Cybersecurity Issues in Brain-Computer Interfaces: Analysis of Existing Bluetooth Vulnerabilities


Angelakis, D., Ventouras, E., Kostopoulos, S., & Asvestas, P. (2024). Cybersecurity Issues in Brain-Computer Interfaces: Analysis of Existing Bluetooth Vulnerabilities. Digital Technologies Research and Applications, 3(2), 115–139.


  • Dimitris Angelakis
    Department of Biomedical Engineering, University of West Attica, Athens 12243, Greece
  • Errikos Ventouras Department of Biomedical Engineering, University of West Attica, Athens 12243, Greece
  • Spyros Kostopoulos Department of Biomedical Engineering, University of West Attica, Athens 12243, Greece
  • Pantelis Asvestas Department of Biomedical Engineering, University of West Attica, Athens 12243, Greece

Brain-computer interfaces (BCIs) hold immense promise for human benefits, enabling communication between the brain and computer-controlled devices. Despite their potential, BCIs face significant cybersecurity risks, particularly from Bluetooth vulnerabilities. This study investigates Bluetooth vulnerabilities in BCIs, analysing potential risks and proposing mitigation measures. Various Bluetooth attacks such as Bluebugging, Bluejacking, Bluesnarfing, BlueBorne, Location Tracking, Man-in-the-Middle Attack, KNOB, BLESA and Reflection Attack are explored, along with their potential consequences on commercial BCI systems. Each attack is examined in terms of its modus operandi and effective mitigation strategies.
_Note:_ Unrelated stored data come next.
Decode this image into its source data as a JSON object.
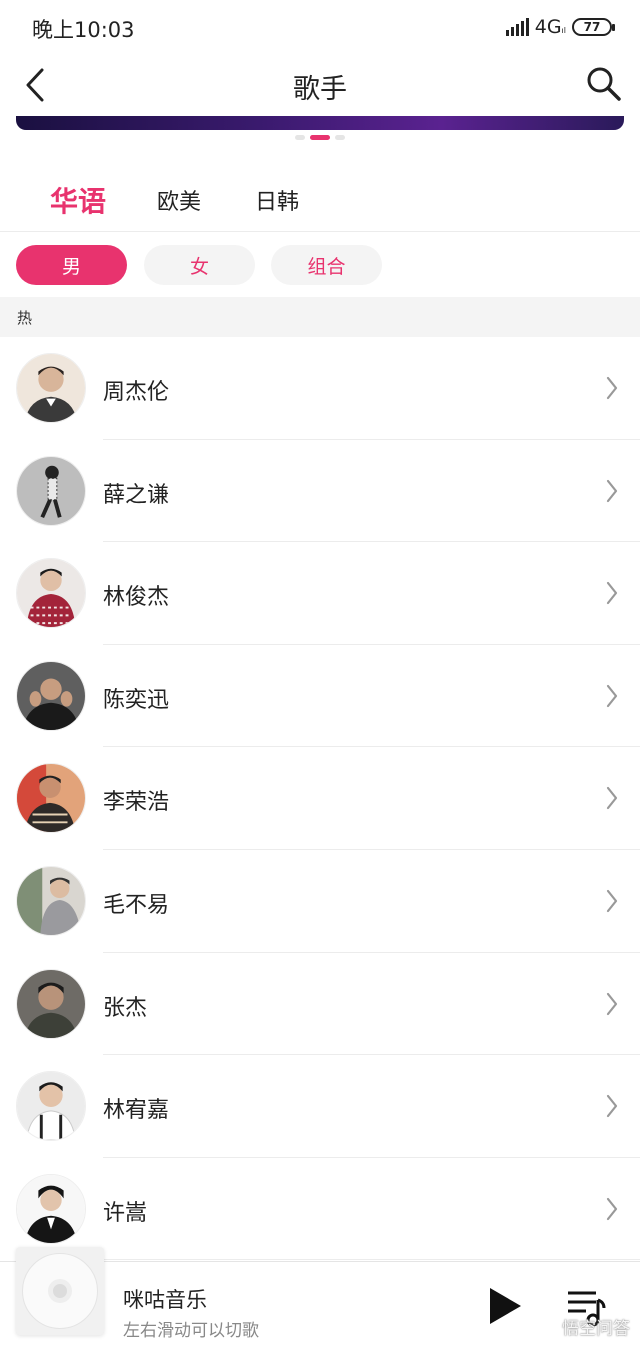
{
  "status_bar": {
    "time": "晚上10:03",
    "network": "4G",
    "battery": "77"
  },
  "header": {
    "title": "歌手",
    "back_icon": "chevron-left-icon",
    "search_icon": "search-icon"
  },
  "region_tabs": [
    {
      "label": "华语",
      "active": true
    },
    {
      "label": "欧美",
      "active": false
    },
    {
      "label": "日韩",
      "active": false
    }
  ],
  "gender_filters": [
    {
      "label": "男",
      "active": true
    },
    {
      "label": "女",
      "active": false
    },
    {
      "label": "组合",
      "active": false
    }
  ],
  "section": {
    "label": "热"
  },
  "artists": [
    {
      "name": "周杰伦"
    },
    {
      "name": "薛之谦"
    },
    {
      "name": "林俊杰"
    },
    {
      "name": "陈奕迅"
    },
    {
      "name": "李荣浩"
    },
    {
      "name": "毛不易"
    },
    {
      "name": "张杰"
    },
    {
      "name": "林宥嘉"
    },
    {
      "name": "许嵩"
    }
  ],
  "player": {
    "title": "咪咕音乐",
    "subtitle": "左右滑动可以切歌",
    "play_icon": "play-icon",
    "playlist_icon": "playlist-icon"
  },
  "watermark": "悟空问答",
  "colors": {
    "accent": "#e8336e",
    "pill_bg": "#f4f4f4",
    "section_bg": "#f4f4f4",
    "divider": "#ececec"
  }
}
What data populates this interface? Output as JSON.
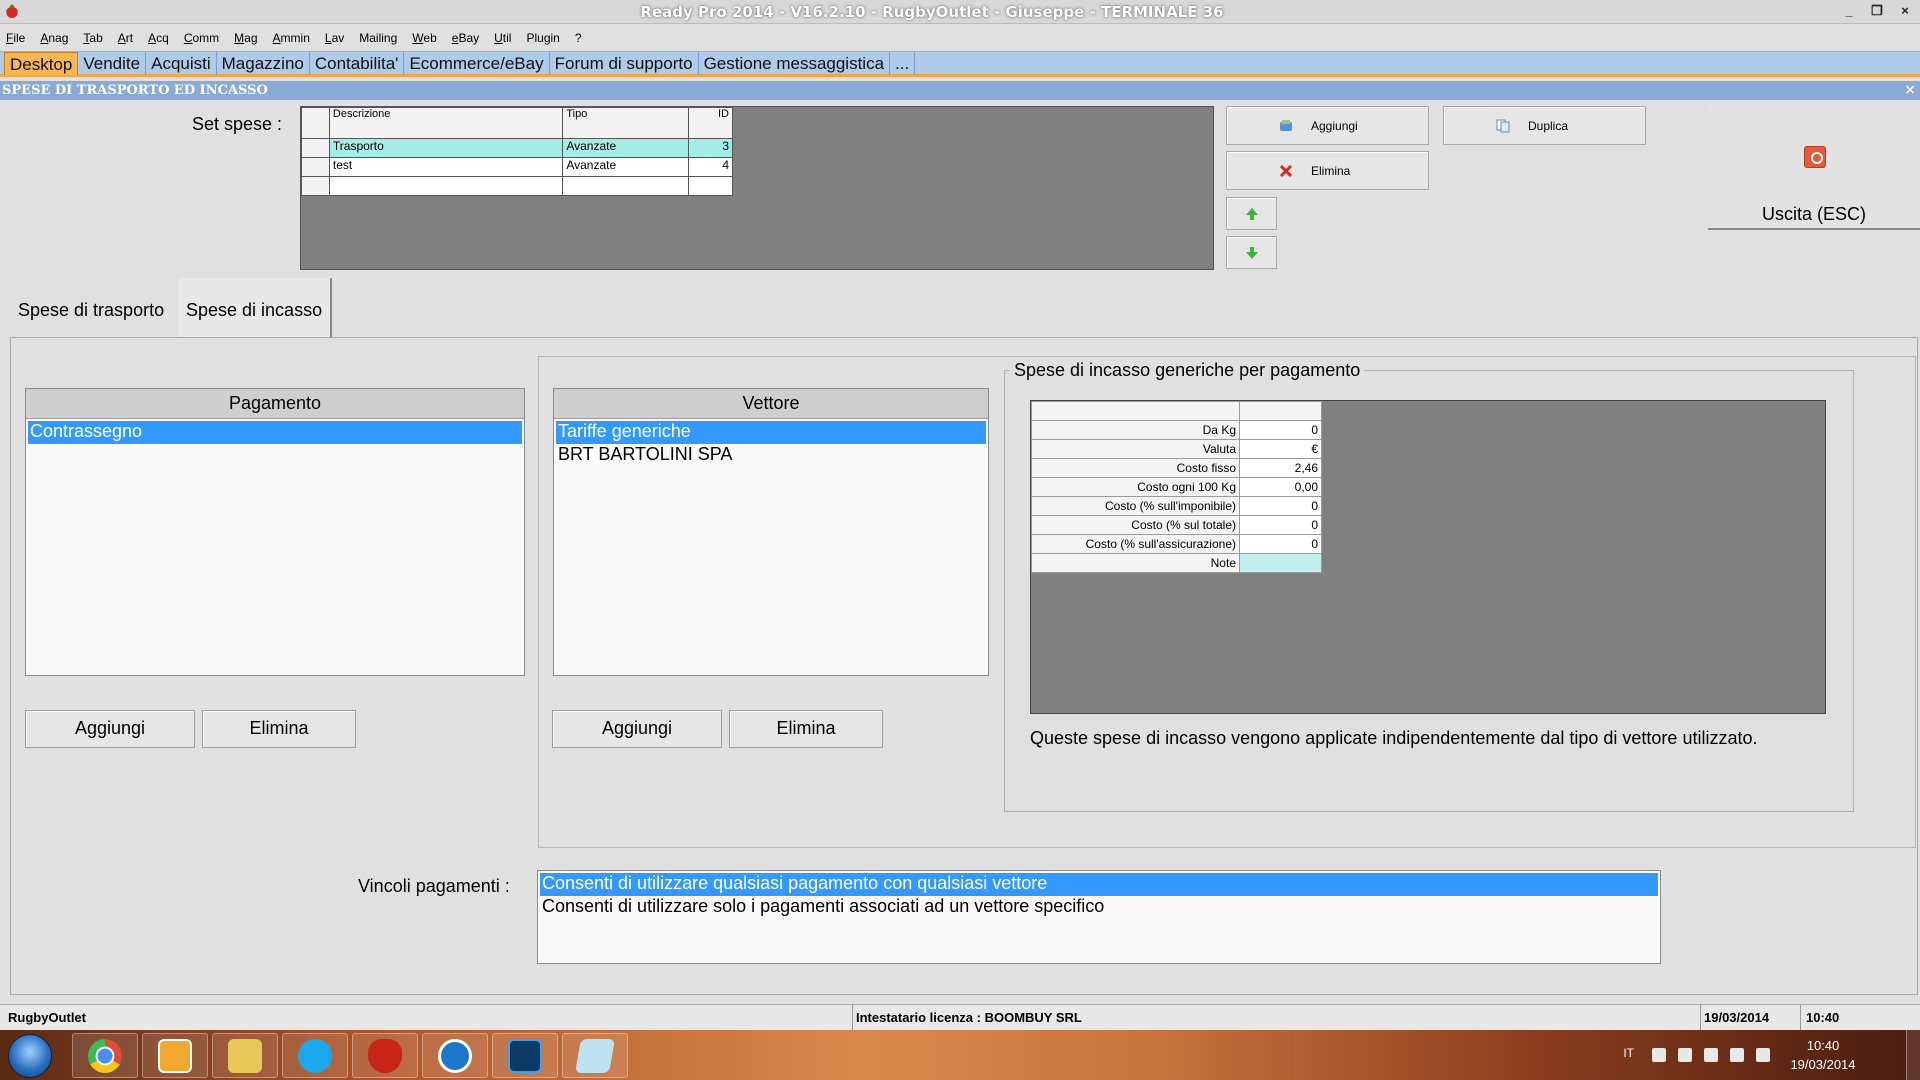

Brain-Computer Interfaces; cybersecurity; Bluetooth

Author Biography

Dimitris Angelakis is currently a Cyber Security Consultant at Performance Technologies S.A., since 2015. He is also a Professor at Institute of Vocational Training OMIROS, teaching courses such as Introduction to Computer Science, Computer Architecture, Operating Systems, Databases, Networks and Network Management since 2022. He has a robust background in information technology, specializing in Statistical Data Analysis, Python, Machine Learning, Cybersecurity, Biomedical Engineering and Brain-Computer Interfaces.  Dimitris completed his Bachelor's degree in Informatics Engineering at the Technological Educational Institute of Western Macedonia in 2014. He then obtained a Master of Science (M.Sc.) in Biomedical Engineering from the University of West Attica in 2017. Currently, he is pursuing a Ph.D. in Biomedical Engineering  at the same institution. His research interests are centered around Cybersecurity, Brain-Computer Interfaces, and Machine Learning.


  • Provides a comprehensive review of cybersecurity issues in Brain-Computer Interfaces (BCIs), particularly focusing on Bluetooth vulnerabilities.
  • Discovers significant Bluetooth vulnerabilities in BCIs that could be exploited for malicious purposes, shedding new light on potential security risks.
  • Offers a framework of practical implications, emphasizing the need for robust cybersecurity measures to protect users and maintain data integrity in this emerging technology field.